Verder blijkt dat de voorgenoemde onderzoeken en bezoeken thuis niet altijd aangekondigd worden, en regelmatig als een verrassing komen. Waar respondenten iets te horen krijgen over de status of uitkomst van het opsporingsonderzoek, gaat dit in de regel via de telefoon. Dit geldt ook voor contact met slachtofferhulp. Wat het meest opvalt bij het kijken naar het afhandelingsproces is dat het voor de geïnterviewde mensen vaak niet duidelijk is welke stappen of thuisbezoeken zij nog meer kunnen verwachten. Dit lijkt ook niet altijd bekend voor de noodhulp-eenheden die ter plaatse komen bij het eerste optreden, waardoor er soms bij de coördinatie tussen diensten ook iets misgaat. De verwijzing naar slachtofferhulp lijkt automatisch te gebeuren in de meeste gevallen, terwijl vooraf aan

slachtoffers gevraagd hoort te worden of zij hier prijs op stellen. Informatie over de uitkomsten of de afloop van het opsporingsonderzoek wordt soms gemist door respondenten.

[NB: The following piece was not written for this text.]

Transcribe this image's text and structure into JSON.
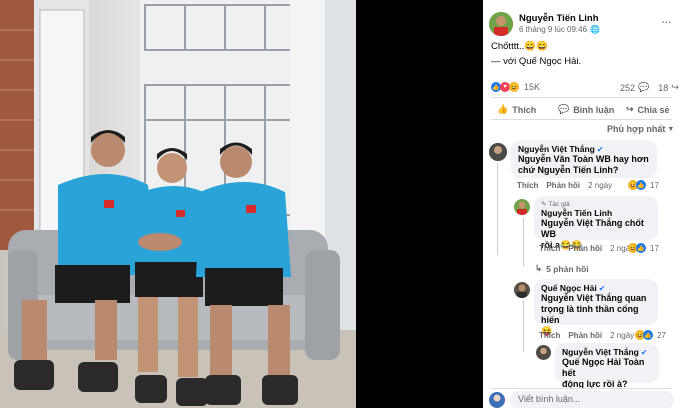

Om op basis hiervan de vierde deelvraag (d) ‘Hoe verzorgt de politie (wijkagent) de afhandeling van woninginbraak?’ te beantwoorden; het blijkt dat volgens slachtoffers de politie soms wel, soms niet aan huis komt om het proces-verbaal af te handelen of om naar verdere informatie te vragen. Verder wordt naar gelang de situatie een technisch- of buurtonderzoek gedaan, en in enkele gevallen is extra gesurveilleerd of aan bewustwording gedaan in een getroffen wijk. Deze vervolgcontacten worden onderling niet altijd goed gecoördineerd en naar slachtoffers gecommuniceerd. Deze wisselvalligheid in de communicatie geldt ook voor het moment waarop slachtoffers op de hoogte worden gesteld van de status van het opsporingsonderzoek.